Being sober all these years you might think I had gotten past all this and learned to love my physical self in a healthy way. I suppose I have made progress, but I know I have a long way to go. Practicing Tai Chi has been a good step in that direction, and now I am enrolled full-time in a therapeutic massage school, which I believe will really help me overcome a lot. And finally, this new direction in my life, which is centered around healing, spirituality and the art of music, will both require and facilitate a rejoining of my awareness with the beauty of the created world. I love it -- and that which created it.

Monday, June 30, 2008

Getting the most out of life


Approaching the tenth anniversary of my father's passing I find myself remembering him and things he used to say. One that came to me the other day was, "We're all in this together, and none of us is getting out alive!" He used to speculate that when we pass over, the part of us that was a "drop from the ocean of spirit" would return to that ocean and what we know of as our "personality" would be washed away. Yet towards the end he became convinced that he was wrong, that indeed the personality would survive the death of the body. How he came to this realization I am not completely sure, but by the time the cancer overcame his body's resistance he was firm in the belief that his adventure was just beginning.

So when we leave this life, what do we get to bring with us?

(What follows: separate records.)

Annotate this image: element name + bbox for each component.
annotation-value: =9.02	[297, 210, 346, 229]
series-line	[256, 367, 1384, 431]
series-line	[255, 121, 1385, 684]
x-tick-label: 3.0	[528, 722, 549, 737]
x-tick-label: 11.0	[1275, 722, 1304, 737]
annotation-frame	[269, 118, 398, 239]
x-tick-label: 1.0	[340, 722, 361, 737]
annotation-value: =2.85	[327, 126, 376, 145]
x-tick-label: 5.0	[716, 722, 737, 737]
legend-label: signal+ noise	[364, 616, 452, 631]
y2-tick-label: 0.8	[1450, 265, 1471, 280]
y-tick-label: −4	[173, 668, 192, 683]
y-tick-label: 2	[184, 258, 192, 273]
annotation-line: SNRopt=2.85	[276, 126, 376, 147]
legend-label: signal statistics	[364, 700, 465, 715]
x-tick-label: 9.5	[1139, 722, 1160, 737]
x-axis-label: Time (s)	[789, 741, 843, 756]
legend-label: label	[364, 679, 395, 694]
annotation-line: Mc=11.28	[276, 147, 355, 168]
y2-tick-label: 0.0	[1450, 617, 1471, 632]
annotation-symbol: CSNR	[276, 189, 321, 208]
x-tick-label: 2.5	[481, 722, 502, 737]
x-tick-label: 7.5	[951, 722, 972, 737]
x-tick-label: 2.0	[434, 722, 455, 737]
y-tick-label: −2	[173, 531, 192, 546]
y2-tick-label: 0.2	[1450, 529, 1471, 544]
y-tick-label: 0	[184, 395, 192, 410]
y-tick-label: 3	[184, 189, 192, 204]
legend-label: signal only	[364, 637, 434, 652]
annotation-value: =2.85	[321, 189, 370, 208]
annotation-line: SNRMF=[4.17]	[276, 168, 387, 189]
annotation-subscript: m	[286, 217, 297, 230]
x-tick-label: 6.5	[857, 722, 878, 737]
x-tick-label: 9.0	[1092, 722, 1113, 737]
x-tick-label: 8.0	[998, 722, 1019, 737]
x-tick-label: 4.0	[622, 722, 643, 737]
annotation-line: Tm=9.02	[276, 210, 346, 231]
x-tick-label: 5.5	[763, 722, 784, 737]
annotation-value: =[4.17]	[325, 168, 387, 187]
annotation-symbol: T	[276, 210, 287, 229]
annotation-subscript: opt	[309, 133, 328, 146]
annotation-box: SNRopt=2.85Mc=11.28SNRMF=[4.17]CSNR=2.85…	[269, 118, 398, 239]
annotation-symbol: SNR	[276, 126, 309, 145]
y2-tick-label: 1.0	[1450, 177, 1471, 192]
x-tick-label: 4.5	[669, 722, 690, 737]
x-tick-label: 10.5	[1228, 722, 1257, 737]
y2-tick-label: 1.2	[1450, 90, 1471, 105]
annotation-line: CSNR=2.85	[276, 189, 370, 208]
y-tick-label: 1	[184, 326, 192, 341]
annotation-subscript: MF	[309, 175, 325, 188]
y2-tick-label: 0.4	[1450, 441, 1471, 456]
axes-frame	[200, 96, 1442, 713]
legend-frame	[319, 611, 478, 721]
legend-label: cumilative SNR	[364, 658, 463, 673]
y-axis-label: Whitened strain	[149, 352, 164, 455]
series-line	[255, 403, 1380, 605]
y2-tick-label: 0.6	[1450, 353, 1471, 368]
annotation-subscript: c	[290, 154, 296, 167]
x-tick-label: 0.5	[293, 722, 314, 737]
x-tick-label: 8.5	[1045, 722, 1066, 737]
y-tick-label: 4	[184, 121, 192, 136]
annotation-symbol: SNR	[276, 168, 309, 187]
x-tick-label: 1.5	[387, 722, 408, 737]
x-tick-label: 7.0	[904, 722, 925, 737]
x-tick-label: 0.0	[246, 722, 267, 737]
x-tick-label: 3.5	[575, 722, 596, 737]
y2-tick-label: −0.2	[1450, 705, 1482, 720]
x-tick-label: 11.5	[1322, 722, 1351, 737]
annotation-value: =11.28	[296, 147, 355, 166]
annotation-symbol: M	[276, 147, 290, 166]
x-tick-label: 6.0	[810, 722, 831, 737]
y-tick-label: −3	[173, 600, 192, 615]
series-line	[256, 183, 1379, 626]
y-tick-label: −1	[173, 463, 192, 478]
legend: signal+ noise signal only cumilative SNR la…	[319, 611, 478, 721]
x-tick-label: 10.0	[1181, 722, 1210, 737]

Not material things, obviously. Great accomplishments? Perhaps, but only to the extent we grew to achieve them. Love? Mostly. In the end, it's what we did with what we had to work with. Often when one of my daughters is heading out of the house to go to a dance class or do something with friends I say, "Have fun! Work hard! But have fun!" When I die I want to arrive at the other side out of breath, flushed with excitement like at the bottom of a ski run. I want to high five someone and say, "That was awesome! Let's do it again!"